Apart from the language, NVIDIA doesn't seem to be great when dealing with software. IsaacSim and IsaacLab have so many bugs, are incredibly slow, and hard to debug. We spend so many hours on my team findings bugs for IsaacSim, it's just a pain. On version 5.0 and still feels like beta software.
Also IsaacSim's relience on USD to hold the scene structure and update prims makes it so hard to program for. USD isn't really performant when trying to generate a large amount of scenes. And the USD interface stops working completly when simulation starts on IsaacLab. I hope Newton goes a different route, and has less of a reliacne on USD. IMO USD should just be used as an interchange format, rather than how you actually represent the scene and properties internally. I much prefer that approach, which Unreal Engine seems to support.
Lastly, my god the names in this field are terrible. USD (Googling becomes a pain sometimes), Newton (Already another engine), Warp (literally the name of the architecture and a way to write Python GPU kernels, wtf).
It's just a bad programming language. Guido has bad taste, it creates lazy, boring affordances that don't scale beyond a single file without paying for it somewhere.
Note that I'm not saying it's not useful (python is what C was to unix if it was invented now)
Agreed on most, and naming is terrible. Note that at run-time Python is out-of-the loop, since Newton Physics records a CUDA graph, and executes it, so performance is not impacted (aside from startup JIT time for modified kernels). I'd prefer C/C++ as well, and although you can call Warp-compiled kernels from C++ (without Python, see my https://github.com/erwincoumans/warp_cpp project), it would be better to have native C/C++ support without requiring a Python interpreter. It just happens that almost all Deep Learning/RL for robotics uses Python.

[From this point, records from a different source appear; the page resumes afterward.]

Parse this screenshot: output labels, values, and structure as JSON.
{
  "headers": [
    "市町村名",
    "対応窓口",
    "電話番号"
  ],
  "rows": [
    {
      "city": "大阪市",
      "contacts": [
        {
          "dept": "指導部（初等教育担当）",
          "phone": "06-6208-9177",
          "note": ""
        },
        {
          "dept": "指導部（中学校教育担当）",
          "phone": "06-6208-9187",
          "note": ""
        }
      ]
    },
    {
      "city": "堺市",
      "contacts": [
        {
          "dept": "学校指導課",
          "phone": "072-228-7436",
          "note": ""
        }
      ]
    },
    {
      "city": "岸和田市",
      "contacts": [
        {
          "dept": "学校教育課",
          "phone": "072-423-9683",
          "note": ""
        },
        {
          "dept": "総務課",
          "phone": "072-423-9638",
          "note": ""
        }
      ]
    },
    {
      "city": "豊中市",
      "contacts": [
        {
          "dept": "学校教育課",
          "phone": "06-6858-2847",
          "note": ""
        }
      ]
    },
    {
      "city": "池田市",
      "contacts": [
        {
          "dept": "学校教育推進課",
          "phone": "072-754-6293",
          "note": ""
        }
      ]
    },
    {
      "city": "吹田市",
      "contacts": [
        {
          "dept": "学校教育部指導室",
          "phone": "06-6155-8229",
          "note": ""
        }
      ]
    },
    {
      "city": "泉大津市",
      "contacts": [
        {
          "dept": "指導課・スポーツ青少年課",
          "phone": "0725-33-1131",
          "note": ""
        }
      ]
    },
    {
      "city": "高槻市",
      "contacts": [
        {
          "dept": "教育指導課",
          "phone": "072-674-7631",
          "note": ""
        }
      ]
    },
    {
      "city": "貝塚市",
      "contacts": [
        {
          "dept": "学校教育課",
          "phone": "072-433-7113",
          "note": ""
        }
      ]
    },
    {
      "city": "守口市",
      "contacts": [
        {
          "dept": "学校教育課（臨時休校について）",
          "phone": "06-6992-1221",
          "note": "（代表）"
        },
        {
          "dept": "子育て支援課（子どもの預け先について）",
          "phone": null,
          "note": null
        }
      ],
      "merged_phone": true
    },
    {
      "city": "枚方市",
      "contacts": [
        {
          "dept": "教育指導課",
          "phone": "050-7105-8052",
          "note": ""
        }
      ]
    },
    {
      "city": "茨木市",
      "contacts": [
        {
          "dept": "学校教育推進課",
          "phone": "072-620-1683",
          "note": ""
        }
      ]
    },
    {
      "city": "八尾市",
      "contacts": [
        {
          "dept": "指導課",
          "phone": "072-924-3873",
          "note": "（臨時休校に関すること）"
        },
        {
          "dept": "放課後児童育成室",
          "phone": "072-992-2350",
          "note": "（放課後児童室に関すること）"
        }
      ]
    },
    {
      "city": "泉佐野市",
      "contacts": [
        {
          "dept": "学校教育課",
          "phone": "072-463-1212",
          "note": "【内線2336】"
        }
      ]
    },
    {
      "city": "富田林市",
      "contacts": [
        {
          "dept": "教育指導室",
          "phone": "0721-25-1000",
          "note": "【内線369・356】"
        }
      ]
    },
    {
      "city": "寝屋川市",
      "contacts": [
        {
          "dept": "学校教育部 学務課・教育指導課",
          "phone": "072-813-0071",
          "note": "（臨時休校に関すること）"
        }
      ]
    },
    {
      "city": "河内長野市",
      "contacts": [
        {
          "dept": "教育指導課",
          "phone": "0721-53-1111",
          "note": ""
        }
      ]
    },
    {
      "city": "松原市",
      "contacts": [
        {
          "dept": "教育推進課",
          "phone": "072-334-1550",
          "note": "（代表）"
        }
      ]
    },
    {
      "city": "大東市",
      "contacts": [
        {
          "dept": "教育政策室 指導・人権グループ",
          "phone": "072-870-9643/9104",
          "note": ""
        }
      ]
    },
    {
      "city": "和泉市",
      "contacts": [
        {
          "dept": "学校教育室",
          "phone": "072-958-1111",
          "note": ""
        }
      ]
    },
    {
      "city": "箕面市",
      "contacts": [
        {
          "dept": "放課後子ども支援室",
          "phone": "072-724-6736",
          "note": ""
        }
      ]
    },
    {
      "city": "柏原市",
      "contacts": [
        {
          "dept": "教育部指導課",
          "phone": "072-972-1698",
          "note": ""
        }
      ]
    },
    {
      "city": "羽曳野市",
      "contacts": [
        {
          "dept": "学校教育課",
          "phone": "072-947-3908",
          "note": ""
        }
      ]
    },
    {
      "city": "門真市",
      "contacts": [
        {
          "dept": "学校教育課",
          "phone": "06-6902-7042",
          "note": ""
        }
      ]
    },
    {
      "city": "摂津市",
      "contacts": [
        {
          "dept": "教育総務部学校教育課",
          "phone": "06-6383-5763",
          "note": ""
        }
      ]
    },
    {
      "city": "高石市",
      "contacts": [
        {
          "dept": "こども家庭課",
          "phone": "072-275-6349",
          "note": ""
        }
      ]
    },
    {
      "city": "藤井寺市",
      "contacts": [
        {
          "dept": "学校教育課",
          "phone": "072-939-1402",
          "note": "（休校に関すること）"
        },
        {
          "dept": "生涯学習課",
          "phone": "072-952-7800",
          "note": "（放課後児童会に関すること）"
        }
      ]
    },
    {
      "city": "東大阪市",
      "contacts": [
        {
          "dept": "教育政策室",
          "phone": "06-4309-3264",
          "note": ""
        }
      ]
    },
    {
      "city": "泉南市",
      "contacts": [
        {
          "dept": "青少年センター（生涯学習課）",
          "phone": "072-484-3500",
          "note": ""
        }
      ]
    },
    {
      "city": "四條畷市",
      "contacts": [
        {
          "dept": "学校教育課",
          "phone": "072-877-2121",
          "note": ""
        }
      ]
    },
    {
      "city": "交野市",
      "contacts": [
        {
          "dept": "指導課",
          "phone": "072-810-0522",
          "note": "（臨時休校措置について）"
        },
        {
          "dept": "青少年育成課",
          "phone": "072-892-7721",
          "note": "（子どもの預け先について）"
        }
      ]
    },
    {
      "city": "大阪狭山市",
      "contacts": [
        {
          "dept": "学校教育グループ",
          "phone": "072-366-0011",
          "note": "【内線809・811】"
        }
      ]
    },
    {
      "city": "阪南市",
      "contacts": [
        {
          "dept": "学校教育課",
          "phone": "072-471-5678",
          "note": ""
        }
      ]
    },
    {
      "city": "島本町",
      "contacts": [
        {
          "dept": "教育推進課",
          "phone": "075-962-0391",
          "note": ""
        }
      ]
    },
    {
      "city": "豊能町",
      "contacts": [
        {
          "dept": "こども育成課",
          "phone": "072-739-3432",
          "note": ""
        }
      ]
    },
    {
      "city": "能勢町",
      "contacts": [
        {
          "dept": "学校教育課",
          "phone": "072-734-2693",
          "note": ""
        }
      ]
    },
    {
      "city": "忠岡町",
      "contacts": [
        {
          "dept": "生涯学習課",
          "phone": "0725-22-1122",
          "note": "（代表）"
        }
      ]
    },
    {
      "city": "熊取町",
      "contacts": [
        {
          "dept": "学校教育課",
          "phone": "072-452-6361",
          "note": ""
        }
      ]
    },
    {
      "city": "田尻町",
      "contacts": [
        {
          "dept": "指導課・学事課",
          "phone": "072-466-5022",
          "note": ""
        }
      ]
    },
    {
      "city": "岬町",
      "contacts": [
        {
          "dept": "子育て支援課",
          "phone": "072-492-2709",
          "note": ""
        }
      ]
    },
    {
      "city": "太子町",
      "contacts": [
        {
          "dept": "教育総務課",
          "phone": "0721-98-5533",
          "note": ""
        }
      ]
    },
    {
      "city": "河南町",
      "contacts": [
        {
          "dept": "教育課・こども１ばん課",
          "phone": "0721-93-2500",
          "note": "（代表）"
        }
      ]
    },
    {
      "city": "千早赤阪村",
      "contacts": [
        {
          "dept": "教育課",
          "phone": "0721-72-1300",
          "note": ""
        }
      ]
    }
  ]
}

Is this related to the Newton Dynamics physics engine? https://newtondynamics.com/
Heh, that was my first thought too and it doesn't look like it's related.? The nvidia dudes could have done some minimal amount of googling to pick a name that causes less confusion.
No
> Newton extends and generalizes Warp's (deprecated) warp.sim module, and integrates MuJoCo Warp as its primary backend.
It’s MuJoco GPU Edition. Nothing new or improved.
Well, MuJoCo initially used JAX for GPU (MJX) and MuJoCo Warp replaces MJX with better performance.
How do they parallelize the sequential actions ?
The primary use case of Newton Physics is reinforcement learning, with 1000s of similar environments. Even if each environment would have sequential actions, you run many envs in parallel.
Years ago there was PhysX... how does this compare?
This will eventually replace PhysX, some of its developers are working on Newton Physics. Newton Physics has multiple solvers, including MuJoCo-Warp and is easier to customize and extend.